For most players of the game, the problem will be less to do with morality than practical annoyance. "Griefing" is where players intentionally irritate other players with, say, deliberate friendly fire or harassment over in-game text or voice channels. It's this aspect of the GTA Online mod that burns the most. All you want to do is log on, buy a couple of combat pistols and shoot up a corner shop, but you're robbed of that simple pleasure by people who'd rather see you bent over while their avatar rubs its crotch against yours.
This griefing thing is nothing new—it's been around for ages, be it sexually explicit or otherwise. "A Rape in Cyberspace" was written over 20 years ago.
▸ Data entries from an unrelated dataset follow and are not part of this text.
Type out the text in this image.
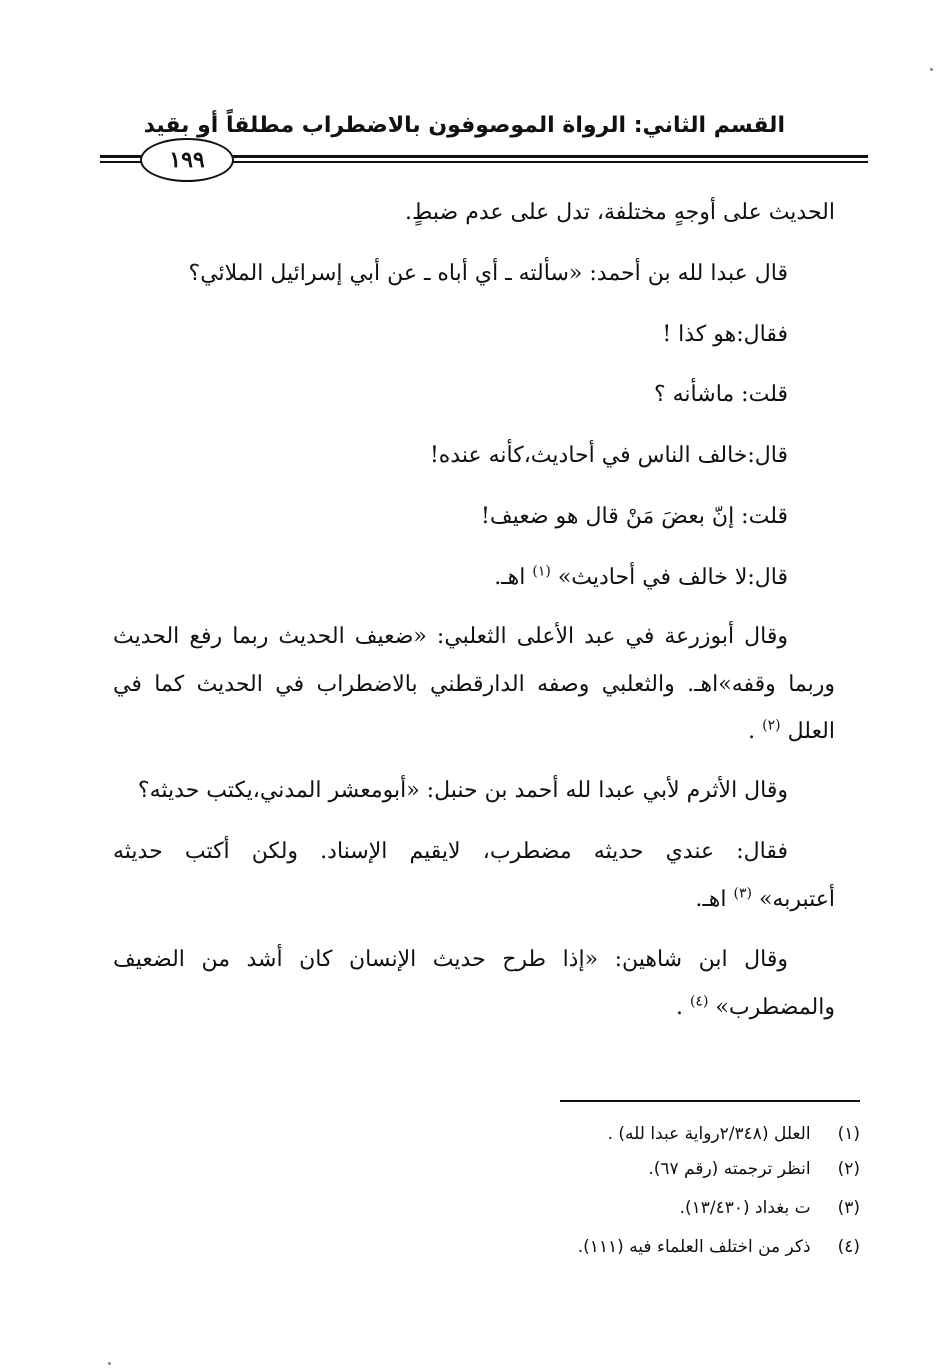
القسم الثاني: الرواة الموصوفون بالاضطراب مطلقاً أو بقيد
١٩٩
الحديث على أوجهٍ مختلفة، تدل على عدم ضبطٍ.
قال عبدا لله بن أحمد: «سألته ـ أي أباه ـ عن أبي إسرائيل الملائي؟
فقال:هو كذا !
قلت: ماشأنه ؟
قال:خالف الناس في أحاديث،كأنه عنده!
قلت: إنّ بعضَ مَنْ قال هو ضعيف!
قال:لا خالف في أحاديث» $^{(١)}$ اهـ.
وقال أبوزرعة في عبد الأعلى الثعلبي: «ضعيف الحديث ربما رفع الحديث
وربما وقفه»اهـ. والثعلبي وصفه الدارقطني بالاضطراب في الحديث كما في
العلل $^{(٢)}$ .
وقال الأثرم لأبي عبدا لله أحمد بن حنبل: «أبومعشر المدني،يكتب حديثه؟
فقال: عندي حديثه مضطرب، لايقيم الإسناد. ولكن أكتب حديثه
أعتبربه» $^{(٣)}$ اهـ.
وقال ابن شاهين: «إذا طرح حديث الإنسان كان أشد من الضعيف
والمضطرب» $^{(٤)}$ .
(١) العلل (٢/٣٤٨رواية عبدا لله) .
(٢) انظر ترجمته (رقم ٦٧).
(٣) ت بغداد (١٣/٤٣٠).
(٤) ذكر من اختلف العلماء فيه (١١١).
A 2013 Edge article investigating the winners and, more often, losers of this phenomenon reads: “Griefing: It comes in many forms, but any online game with a population of more than five will see its share. Sometimes it’s purely for fun, sometimes it’s to make a point, and sometimes it’s even to make a profit.”
"Leeroy Jenkins" is perhaps the best known example of "griefing"
In GTA Online’s case, modders are turning to "rape" just to annoy. There’s no deep agenda here. Some people simply find this kind of thing funny. And while it's a bit weird that they do find it funny, GTA doesn't dictate its players senses of humor. These are “opportunists,” as Edge calls them, who “kill, steal, smash people’s stuff… Think cockroach, with the emphasis on the first syllable.”
Plenty of massively popular titles have witnessed griefing—but still the players come, and the money rolls in, which is why Rockstar is likely to take a pretty reserved stance on the "rape" mods. Valve’s Team Fortress 2 and Bohemia Interactive’s DayZ have been playgrounds for code-crunching piss-takers, but the latter’s status as a full game born from a mod in the first place—adapted, as it was, from the relatively dry military sim ARMA II—goes to show that, in the right hands, this practice of getting beneath the skin of a game to exploit its hidden mechanics can produce brilliant new ways to have fun online.
It’s not all about making Lara Croft naked—something that smart alecks have (kinda) done for the series’ 2013 reboot. Done right, modding can produce fantastic, standalone experiences that show say, the mocking up of Mario as a member of the KKK for what it is—a waste of everyone’s time. Better to focus on compelling vapourware like Black Mesa, a mod remake of Half-Life that, in some ways, even improved on its source material; or the maniacal Just Cause 2 multiplayer mod, which cocks a snoot at GTA Online’s paltry 16-simultaneous players by allowing over 1,000 people to tear it up at the same time. Sure, it’s got its share of griefing going on, but it’s ludicrously joyous. And who can’t laugh at Thomas the Tank Engine showing up in Skyrim, both dead-eyed and deadly?
For the people who are actually playing the game, the main problem with the GTA Online rapists isn’t that they’re "raping" other players at all. The problem is that one person's hobby is ruining other people's hobbies. But they’ll probably get bored before long, so the best thing to do is just look away. Turn off, go outside for a walk, maybe even have an ice cream, and restart.
Games are great, but sometimes gamers are pricks. It’s always been that way and that’s how it’ll always be. And where GTA is concerned, the slightest whiff of strife is enough to get keyboards chattering (hi!). Modders practically turned Mass Effect into porn, and Metro never showed up to the provocation party over that, waving its red rag to a gaggle of comment-posting know-nothings eager to point out that all video games are like this, and that people who play them are immediately transformed into rapist scum.